"Święta wojna" w przyblakłych okolicznościach

Nieważne okoliczności, nieważna aktualna sytuacja w tabeli - gdy Anwil Włocławek gra ze Śląskiem Wrocław, nic nie jest ważne, poza stylem gry oraz zaangażowaniem od pierwszej do ostatniej akcji.

Michał Fałkowski
Michał Fałkowski
Nic do stracenia. Absolutnie nic. Sytuacja Anwilu Włocławek, po marcowo-kwietniowych zawirowaniach, jest już wyjaśniona, a drużyna może grać na luzie psychicznym. To rywale z Wrocławia muszą spiąć się na to spotkanie, bo walczą o jak najwyższą lokatę przed play-off. Zawodnicy Marcina Woźniaka nie mają tego ciężaru na barkach, choć oczywiście mają jednocześnie świadomość ciężaru gatunkowego środowego meczu i tego, że jest to kolejna odsłona "Świętej Wojny".
Jakiekolwiek nie byłyby okoliczności i realia, od Anwilu zawsze wymagało się zwycięstwa nad odwiecznym i najważniejszym rywalem i nie inaczej będzie, mimo wszystko, w meczu 28. kolejki Tauron Basket Ligi. Zawodnicy, którzy zostali w drużynie po niedawnych cięciach, z pewnością będą mogli liczyć na wielkie wsparcie swoich kibiców. Warunek jest jeden: na parkiecie koszykarze muszą pokazać zaangażowanie, walkę oraz chęć udowodnienia wszystkim dookoła, że Anwil nadal może wygrywać z czołówką.

Fakty są jednak jednoznaczne - to wrocławianie są faworytem najbliższego spotkania i mają wszystkie argumenty w swoich rękach, by przechylić szalę meczu na swoją korzyść. Zawodnicy Emila Rajkovicia nie przegrali od 7 marca, wygrywając pięć ostatnich starć ligowych.
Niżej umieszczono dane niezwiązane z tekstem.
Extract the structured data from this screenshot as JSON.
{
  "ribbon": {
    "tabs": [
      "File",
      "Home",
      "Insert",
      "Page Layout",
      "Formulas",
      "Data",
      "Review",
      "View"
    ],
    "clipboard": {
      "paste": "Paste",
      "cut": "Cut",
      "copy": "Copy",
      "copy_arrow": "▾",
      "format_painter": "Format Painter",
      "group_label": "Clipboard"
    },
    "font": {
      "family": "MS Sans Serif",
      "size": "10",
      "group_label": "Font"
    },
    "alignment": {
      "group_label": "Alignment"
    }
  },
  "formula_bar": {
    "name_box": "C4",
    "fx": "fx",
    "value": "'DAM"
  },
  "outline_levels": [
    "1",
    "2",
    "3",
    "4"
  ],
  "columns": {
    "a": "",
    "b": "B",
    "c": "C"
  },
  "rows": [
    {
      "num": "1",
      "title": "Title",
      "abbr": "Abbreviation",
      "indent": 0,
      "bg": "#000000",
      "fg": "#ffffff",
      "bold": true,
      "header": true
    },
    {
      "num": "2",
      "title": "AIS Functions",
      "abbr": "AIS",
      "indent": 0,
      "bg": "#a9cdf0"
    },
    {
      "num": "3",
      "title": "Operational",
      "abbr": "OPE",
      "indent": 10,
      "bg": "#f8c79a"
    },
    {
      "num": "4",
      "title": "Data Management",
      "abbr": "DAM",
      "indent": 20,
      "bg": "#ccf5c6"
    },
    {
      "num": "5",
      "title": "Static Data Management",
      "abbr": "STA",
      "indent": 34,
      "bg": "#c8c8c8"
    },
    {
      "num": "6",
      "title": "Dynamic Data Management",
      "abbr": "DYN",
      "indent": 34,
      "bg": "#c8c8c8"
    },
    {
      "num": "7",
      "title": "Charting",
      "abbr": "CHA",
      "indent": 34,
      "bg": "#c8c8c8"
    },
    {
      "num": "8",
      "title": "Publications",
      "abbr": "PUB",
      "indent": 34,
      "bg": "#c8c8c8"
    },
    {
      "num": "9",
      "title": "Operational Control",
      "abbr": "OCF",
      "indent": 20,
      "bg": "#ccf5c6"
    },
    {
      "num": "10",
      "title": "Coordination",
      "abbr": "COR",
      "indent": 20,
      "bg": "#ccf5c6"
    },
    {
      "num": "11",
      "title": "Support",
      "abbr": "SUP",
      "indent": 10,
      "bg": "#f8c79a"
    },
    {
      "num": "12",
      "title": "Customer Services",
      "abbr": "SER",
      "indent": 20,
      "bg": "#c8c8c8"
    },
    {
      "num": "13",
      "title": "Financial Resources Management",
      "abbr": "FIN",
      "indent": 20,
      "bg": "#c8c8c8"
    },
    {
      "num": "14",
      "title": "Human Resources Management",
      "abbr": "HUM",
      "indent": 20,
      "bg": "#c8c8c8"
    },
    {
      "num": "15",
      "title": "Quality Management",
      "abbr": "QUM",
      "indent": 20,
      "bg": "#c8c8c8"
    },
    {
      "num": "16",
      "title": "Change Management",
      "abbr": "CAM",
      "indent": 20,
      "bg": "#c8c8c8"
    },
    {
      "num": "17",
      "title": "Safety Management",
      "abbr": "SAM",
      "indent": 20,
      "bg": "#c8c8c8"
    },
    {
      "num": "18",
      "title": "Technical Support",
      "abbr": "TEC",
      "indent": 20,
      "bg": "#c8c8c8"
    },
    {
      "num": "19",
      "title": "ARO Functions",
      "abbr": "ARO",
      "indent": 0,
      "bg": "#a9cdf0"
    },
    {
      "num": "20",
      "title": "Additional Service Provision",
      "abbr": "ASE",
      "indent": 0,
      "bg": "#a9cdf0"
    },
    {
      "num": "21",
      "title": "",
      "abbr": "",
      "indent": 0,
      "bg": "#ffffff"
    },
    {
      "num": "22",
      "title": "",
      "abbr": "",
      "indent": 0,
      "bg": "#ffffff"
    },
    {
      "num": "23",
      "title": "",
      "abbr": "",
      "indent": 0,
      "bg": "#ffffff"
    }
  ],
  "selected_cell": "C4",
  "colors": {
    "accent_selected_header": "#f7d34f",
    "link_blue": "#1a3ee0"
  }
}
Szerokim echem odbiło się zwłaszcza zwycięstwo nad mistrzem Polski ze Zgorzelca. Do przerwy Śląsk przegrywał 43:57, by ostatecznie wygrać 101:99.

Wielką formę ma obecnie najlepszy strzelec zespołu, Jakub Dłoniak, który w pięciu ostatnich meczach uzyskuje przeciętnie 16 punktów (12,9 w całym sezonie), a podobny poziom, po niedawnej zadyszce, notuje Roderick Trice (16,3 w trzech poprzednich spotkaniach; 12,8 w sezonie). Niestety dla włocławian, skuteczna gra na obwodzie przeciwnika nie kończy się tylko na tych dwóch zawodnikach. Ogółem powyżej 10 oczek rzuca w zespole z Wrocławia sześciu graczy.

Dodatkowo, po niedawnych cięciach w zespole Anwilu wrocławianie największą przewagą dysponują pod koszem. W sytuacji, w której Rottweilery grają bez typowego centra (choć w tej roli 20-letniego Mikołaja Witlińskiego widział przecież pierwszy trener Anwilu w tym sezonie, Mariusz Niedbalski), Śląsk ma dwóch klasowych zawodników na tę pozycję: twardego, nieunikającego walki na łokcie Roberta Tomaszka oraz wszechstronnego, mającego opanowanych wiele manewrów w grze tyłem do kosza Aleksandar Mladenovicia. Ten drugi jest zresztą trzecim strzelcem drużyny ze średnią 12,6 punktu (także 4,8 zbiórki).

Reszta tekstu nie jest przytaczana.